I am totally the same way. When I am at work the patients/family gets my all, but when I'm at home, my reply is "Call your Doctor, I'm just a nurse."

I even say this to my husband when he is sick.

My home time is for me, not every relative who has an ailment.

Amy

Specializes in LTC.

I love being a nurse and I wish I could turn off my nurse role when I'm not at work but I can't. According to my hubby I even tAlk nursing in my sleep. I know I know I have serious issues.

Specializes in pulm/cardiology pcu, surgical onc.

I was just browsing on the general page when this jumped out at me! I won't even go out with the girls from work for a drink, I like them and all but I DON'T want to talk about work on my time off!

My neighbor was having a psychotic episode outside and another neighbor commented that 'I should go over and help because I'm a nurse'. Um nope sorry not trained in psych, thank you very much but she has a husband holding her down.

I love my job but when it comes to my time off I totally shut it off, except when I come here of course. And I don't give advice to the in laws because they don't listen anyway so why waste my breath?

al7139,,,,hehehe about your husband...i do that to mine too.......ah come on flo he says,take care of me.....

one day he called and asked me to come to the hunting camp as a hunter broke up a fight between 2 dogs and he was bitten.....nope.....told him to take him to the er if it is bad..otherwise just clean it good.....:twocents::twocents:

I definitely agree with you. Don't we give 125% at work? Just sometimes it would be nice if WE got one of those nice back rubs we give to our patients at work.
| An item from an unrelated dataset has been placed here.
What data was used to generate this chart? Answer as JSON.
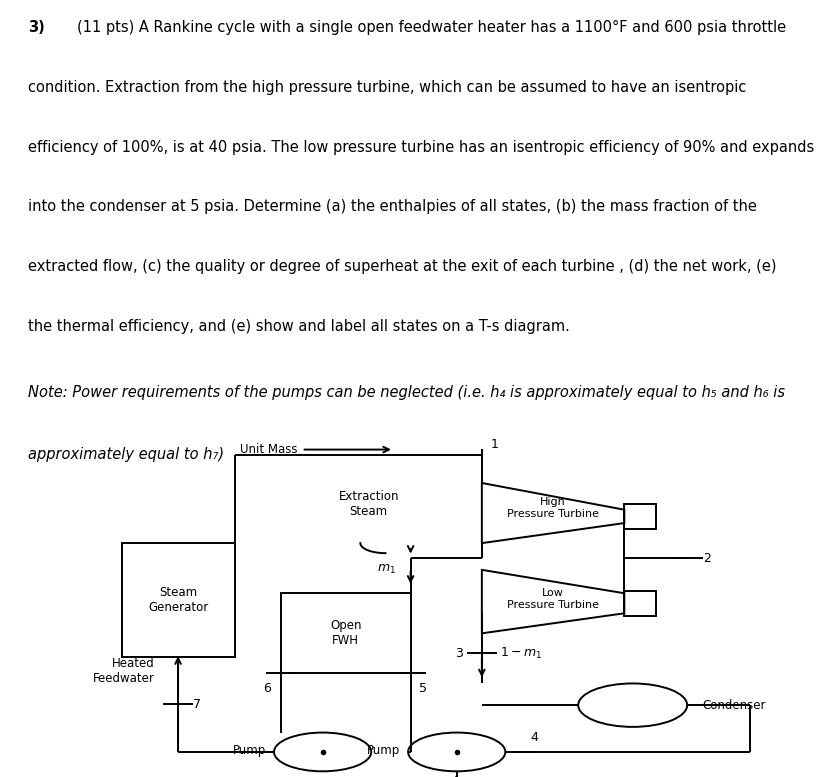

Specializes in LTC, Neurology, Rehab, Pain Management,.

Who has time for back rubs? That is a thing of the past, a V E R Y long time ago! With so many demands by patients, I only rub backs for those who request it. I don't do that for all of them that's for sure, especially the mean patients!

Specializes in Med Surg.

People who can't leave the job behind when they are off are the ones who burn out and find themselves huddled in a corner sucking their thumbs. Or they end up alienating their families and friends to the point they have nothing else and the job is all they live for.

Nursing has enough demands during the 12+ hours we put in on our regular schedule. I'd say the OP has a rather healthy attitude.

Specializes in LTC.

Wow! I am surprised at just how many more people feel the same way I do! For the past 3 yrs Ive thought it was just me. What a huge reassurance this is. My mother in law is now getting around good with a boot. I still havent made it up to see her. Shes back to driving and doing the same ol thing she's always done minus her new accessory on that foot. I finally get a day off tomorrow! I might get around to working on my house. I actually took the trash off the other day...that was a job! I am currently making hot wings and cupcakes for a baby shower for a coworker tonight at work. Not quite sure how I got stuck making all this stuff..plus the decorations but....hopefully people will like it. Next task is going to be figuring out what to do about my xmas shopping. UGH!